September 21, 2024

The adage “You never see a bookie on a bike” may be causing thousands of Brighton & Albion supporters to lose patience with former manager Graham Potter, whose chances of making a contentious comeback to the Amex have been reduced after Roberto De Zerbi departed the team by mutual consent.


There’s no sugarcoating it: a Potter comeback would be met with fierce opposition from a sizable portion of the Albion fan base.

Since this is, and has been, an opinion piece, let me state up front that I am not, and never will be, a Potter fan.

And this is not an archetypal fickle football fan, handbag-clutching flounce – it is based on the facts as I see them as a supporter who’s followed the club for over half a century.

He is, to a great many Albion fans, “The Emperor’s New Clothes”, but the stats do not lie, one solitary home win at the Amex in the calendar year of 2020, three months without a win between September and Boxing Day 2021, three months without scoring at the Amex between January and April 2022, also within his tenure 11 games without a win (okay eight of them were draws) and six straight defeats only stopped by a ‘creditable’ 0-0 draw against relegation haunted Norwich.

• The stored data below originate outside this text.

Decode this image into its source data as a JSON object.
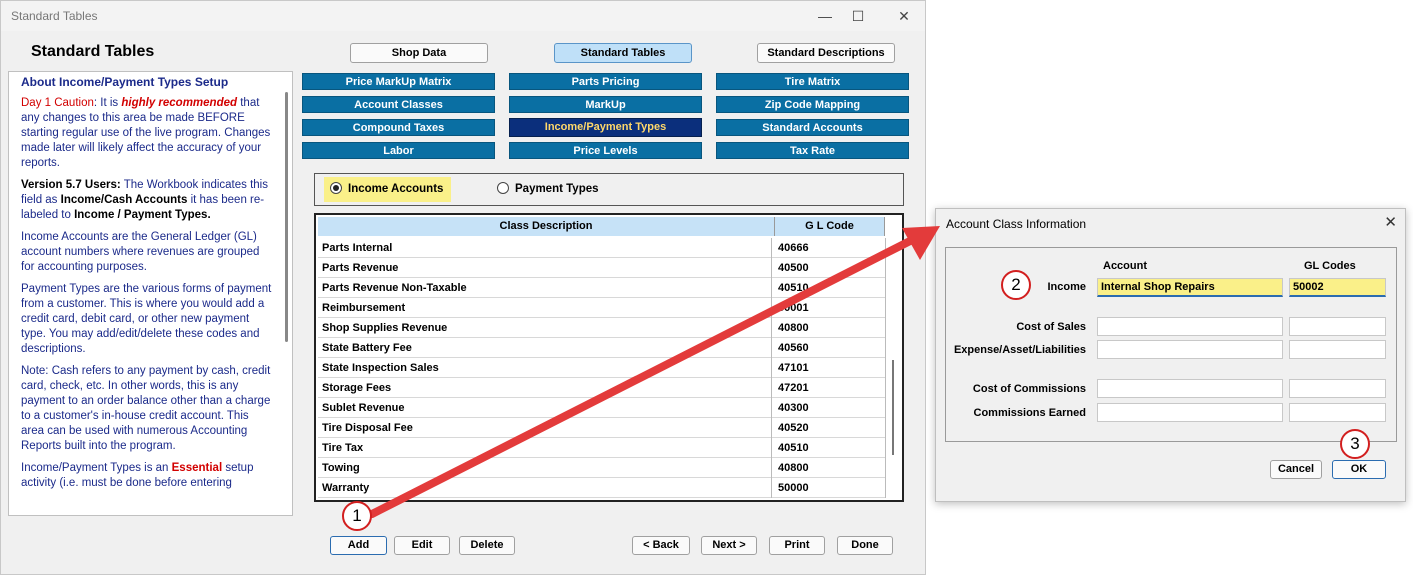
{
  "window": {
    "title": "Standard Tables",
    "app_title": "Standard Tables",
    "minimize": "—",
    "maximize": "☐",
    "close": "✕"
  },
  "top_tabs": [
    {
      "label": "Shop Data"
    },
    {
      "label": "Standard Tables",
      "active": true
    },
    {
      "label": "Standard Descriptions"
    }
  ],
  "nav_grid": [
    {
      "label": "Price MarkUp Matrix"
    },
    {
      "label": "Parts Pricing"
    },
    {
      "label": "Tire Matrix"
    },
    {
      "label": "Account Classes"
    },
    {
      "label": "MarkUp"
    },
    {
      "label": "Zip Code Mapping"
    },
    {
      "label": "Compound Taxes"
    },
    {
      "label": "Income/Payment Types",
      "selected": true
    },
    {
      "label": "Standard Accounts"
    },
    {
      "label": "Labor"
    },
    {
      "label": "Price Levels"
    },
    {
      "label": "Tax Rate"
    }
  ],
  "help": {
    "heading": "About Income/Payment Types Setup",
    "p1_label": "Day 1 Caution",
    "p1_a": ": It is ",
    "p1_em": "highly recommended",
    "p1_b": " that any changes to this area be made BEFORE starting regular use of the live program. Changes made later will likely affect the accuracy of your reports.",
    "p2_label": "Version 5.7 Users:",
    "p2_a": " The Workbook indicates this field as ",
    "p2_b1": "Income/Cash Accounts",
    "p2_c": " it has been re-labeled to ",
    "p2_b2": "Income / Payment Types.",
    "p3_label": "Income Accounts",
    "p3_text": " are the General Ledger (GL) account numbers where revenues are grouped for accounting purposes.",
    "p4_label": "Payment Types",
    "p4_text": " are the various forms of payment from a customer. This is where you would add a credit card, debit card, or other new payment type. You may add/edit/delete these codes and descriptions.",
    "p5_label": "Note:",
    "p5_text": " Cash refers to any payment by cash, credit card, check, etc. In other words, this is any payment to an order balance other than a charge to a customer's in-house credit account. This area can be used with numerous Accounting Reports built into the program.",
    "p6_a": "Income/Payment Types is an ",
    "p6_red": "Essential",
    "p6_b": " setup activity (i.e. must be done before entering"
  },
  "radio": {
    "income_label": "Income Accounts",
    "payment_label": "Payment Types",
    "selected": "income"
  },
  "table": {
    "headers": [
      "Class Description",
      "G L Code"
    ],
    "rows": [
      {
        "desc": "Parts Internal",
        "code": "40666"
      },
      {
        "desc": "Parts Revenue",
        "code": "40500"
      },
      {
        "desc": "Parts Revenue Non-Taxable",
        "code": "40510"
      },
      {
        "desc": "Reimbursement",
        "code": "50001"
      },
      {
        "desc": "Shop Supplies Revenue",
        "code": "40800"
      },
      {
        "desc": "State Battery Fee",
        "code": "40560"
      },
      {
        "desc": "State Inspection Sales",
        "code": "47101"
      },
      {
        "desc": "Storage Fees",
        "code": "47201"
      },
      {
        "desc": "Sublet Revenue",
        "code": "40300"
      },
      {
        "desc": "Tire Disposal Fee",
        "code": "40520"
      },
      {
        "desc": "Tire Tax",
        "code": "40510"
      },
      {
        "desc": "Towing",
        "code": "40800"
      },
      {
        "desc": "Warranty",
        "code": "50000"
      }
    ]
  },
  "bottom_buttons": {
    "add": "Add",
    "edit": "Edit",
    "delete": "Delete",
    "back": "< Back",
    "next": "Next >",
    "print": "Print",
    "done": "Done"
  },
  "dialog": {
    "title": "Account Class Information",
    "close": "✕",
    "col_account": "Account",
    "col_gl": "GL Codes",
    "income_label": "Income",
    "income_account": "Internal Shop Repairs",
    "income_gl": "50002",
    "cost_of_sales": "Cost of Sales",
    "expense": "Expense/Asset/Liabilities",
    "cost_of_commissions": "Cost of Commissions",
    "commissions_earned": "Commissions Earned",
    "cancel": "Cancel",
    "ok": "OK"
  },
  "callouts": [
    "1",
    "2",
    "3"
  ],
  "colors": {
    "nav_button": "#0a6fa3",
    "nav_selected": "#0b2f7c",
    "highlight": "#faf089",
    "callout_red": "#d21f1f",
    "arrow_red": "#e33b3b"
  }
}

And don’t forget Mr P still holds that ‘unwelcome’ EPL record of a failing to beat all three relegated teams, Fulham, West Brom and Sheffield Utd, home or away in season 20/21.

There is also a wide school of thought that the Albion were saved by the pandemic – with Potter’s side seemingly sleep walking towards relegation before Boris Johnson locked the country down.

Ultimately I can think of at least three separate occasions were he could have been legitimately sacked by Tony Bloom, I’ve seen numerous former Albion bosses sacked for far less.

Yet when showed unstinting loyalty by Bloom, Potter chose to jump ship when Chelsea came calling in September 2022, and decimating the infrastructure at the club in the process by taking almost his entire backroom staff to Stamford Bridge with him.

Yet now the nation’s bookmakers are indicating that all this ‘previous’ will be forgotten, like Bobby Ewing in the shower, something from a parallel universe.

If Potter returns to Brighton it will be a biggest catastrophe to beset the Albion since the Goldstone Ground was sold, it will polarise the fan base and whilst I believe it would be a short-lived tenure, the damage to our potential EPL status could put Brighton’s development as a club back a number of years.

In Tony we trust, but on the flip side he has previously made mistakes )Sami Hyypia anyone?) – I just hope one of the other candidates proves the bookies wrong and comes through on the rails in the final furlong.